Social media networks are being extensively abused by scammers who use the networks to advertise fake products and investment schemes and conduct romance scams. According to the Federal Trade Commission (FTC), at least $2.7 billion has been lost to scams that originated on social media since 2021; however, the true losses are likely to be many orders of magnitude higher, since the majority of victims of social media scams do not file complaints. The FTC says one in four people who reported losses to fraud said the scam originated on social media.

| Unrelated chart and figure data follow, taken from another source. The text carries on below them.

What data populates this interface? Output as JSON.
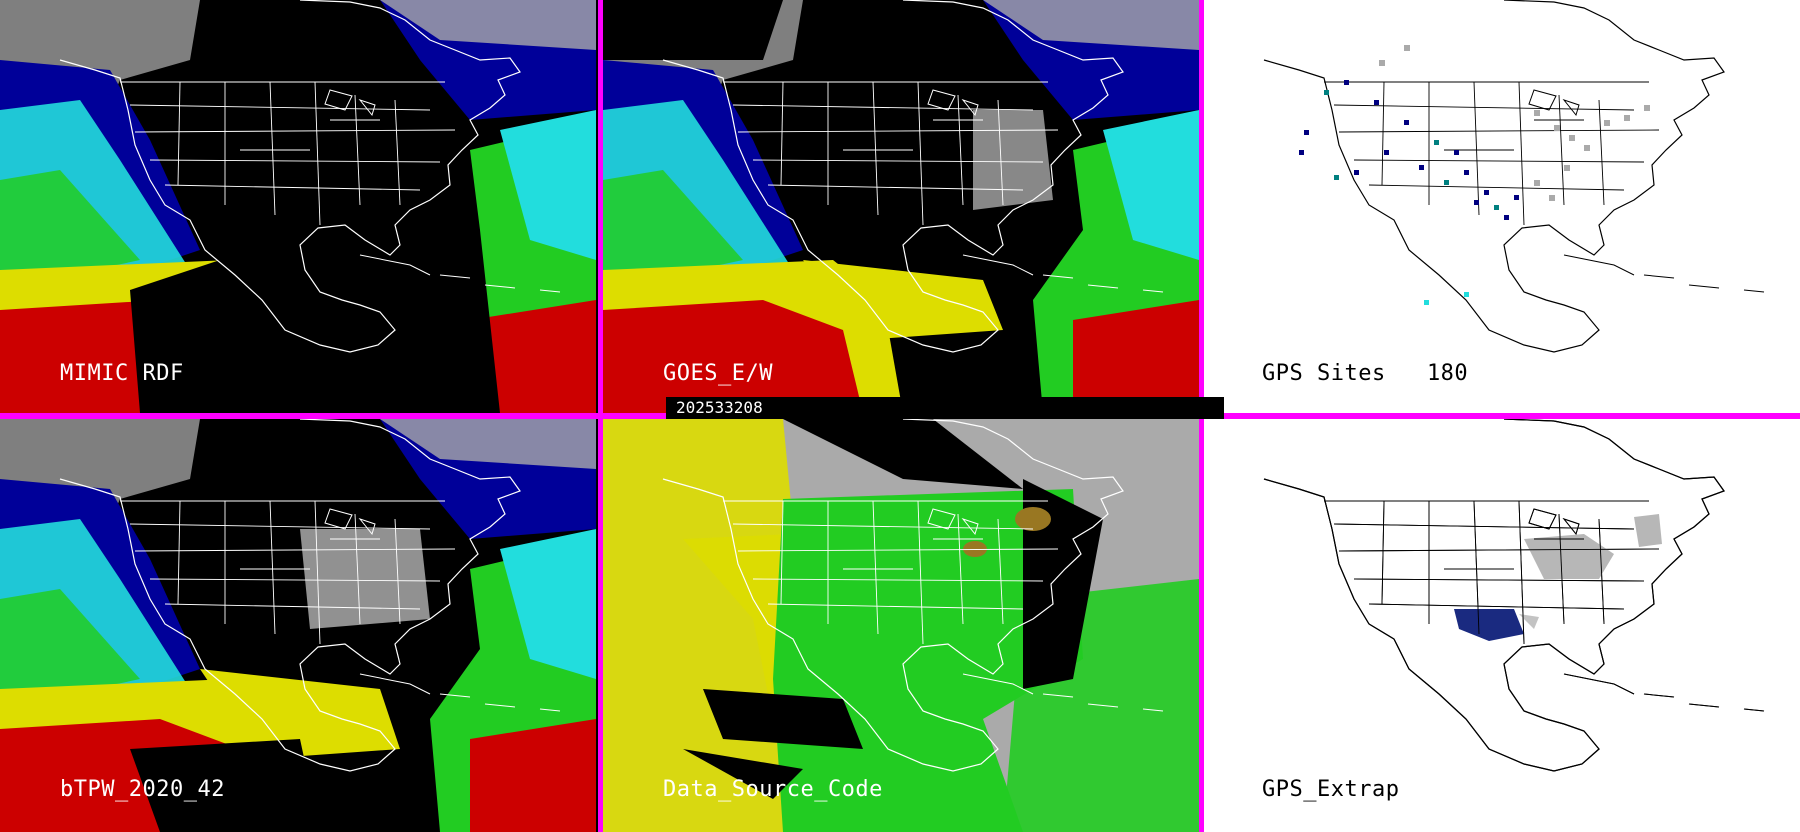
{
  "panels": [
    {
      "id": "mimic",
      "label": "MIMIC RDF",
      "style": "tpw-partial"
    },
    {
      "id": "goes",
      "label": "GOES_E/W",
      "style": "tpw-goes"
    },
    {
      "id": "gps-sites",
      "label": "GPS Sites   180",
      "style": "gps-sites"
    },
    {
      "id": "btpw",
      "label": "bTPW_2020_42",
      "style": "tpw-blend"
    },
    {
      "id": "source",
      "label": "Data_Source_Code",
      "style": "source-code"
    },
    {
      "id": "gps-extrap",
      "label": "GPS_Extrap",
      "style": "gps-extrap"
    }
  ],
  "timestamp": "202533208",
  "colors": {
    "divider": "#ff00ff",
    "red": "#cc0000",
    "yellow": "#dddd00",
    "green": "#22cc22",
    "cyan": "#22dddd",
    "blue": "#000099",
    "gray": "#aaaaaa",
    "white": "#ffffff",
    "black": "#000000"
  }
}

Scammers can easily set up fake personas on social media sites and use them to conduct their scams, which can be tailored to specific segments using legitimate tools that are available to advertisers. For instance, a scam could target individuals based on their previous purchases or personal details such as age and location. Alternatively, user accounts can be hacked and used to conduct scams on the account holder’s contacts. Individuals of all ages are falling victim to these scams, although it is the younger age groups that are most affected as they tend to use social media platforms more extensively. Out of all reports of money lost to fraud by individuals aged 20-29, 38% were initially contacted via social media networks, and 47% for individuals in the 18-19 age group.
The most common losses to social media scams were for non-existent products, which were purchased by not delivered. These scams accounted for 44% of all fraud cases that originated on social media. The most common products advertised in these scams were clothing and electronic goods, with Facebook and Instagram the most commonly abused platforms. While these scams were the most common, the biggest losses came from investment scams, where users are tricked into investing large sums in fraudulent investment opportunities, the most common of which were related to cryptocurrencies. In the first 6 months of 2023, more than half of all fraud losses were to fake investment schemes. Romance scams were the second highest cause of losses. These scams tend to start on Facebook, Instagram, or Snapchat. Contact is made, a rapport is built up, followed by a request for money.
There are several ways that social media users can limit exposure. Social media networks have privacy settings, which should be configured to limit the information that is exposed. Users should consider setting limits on who can view posts and account information, such as restricting post views to friends only. Users should be wary of any notification about either an opportunity or a need for money. Accounts may have been compromised, so any request should be verified via the telephone. Romance scams are common. While social media can provide a way to find love, never send money to anyone that you have not met in person.
Legitimate companies use social media networks to promote their products. If there is an exciting product or opportunity, conduct some due diligence on the company before making any purchase or transferring funds. The FTC recommends also conducting an online search using the company name plus “scam” or “complaint.” If an offer seems almost too good to be true, it most likely is.
Finally, while it may be embarrassing and difficult to admit to being fooled by a scam, it is important to report it. For online purchases and bank transfers, the scam should be reported as soon as possible to the financial institution that was used, as it may be possible to recover the funds. The scams should also be reported to the FTC or the equivalent authority if you are not based in the United States. Reporting scams can help agencies such as the FTC build cases against scammers to bring them to justice as well as alert others to stop them falling victim to scams in the future.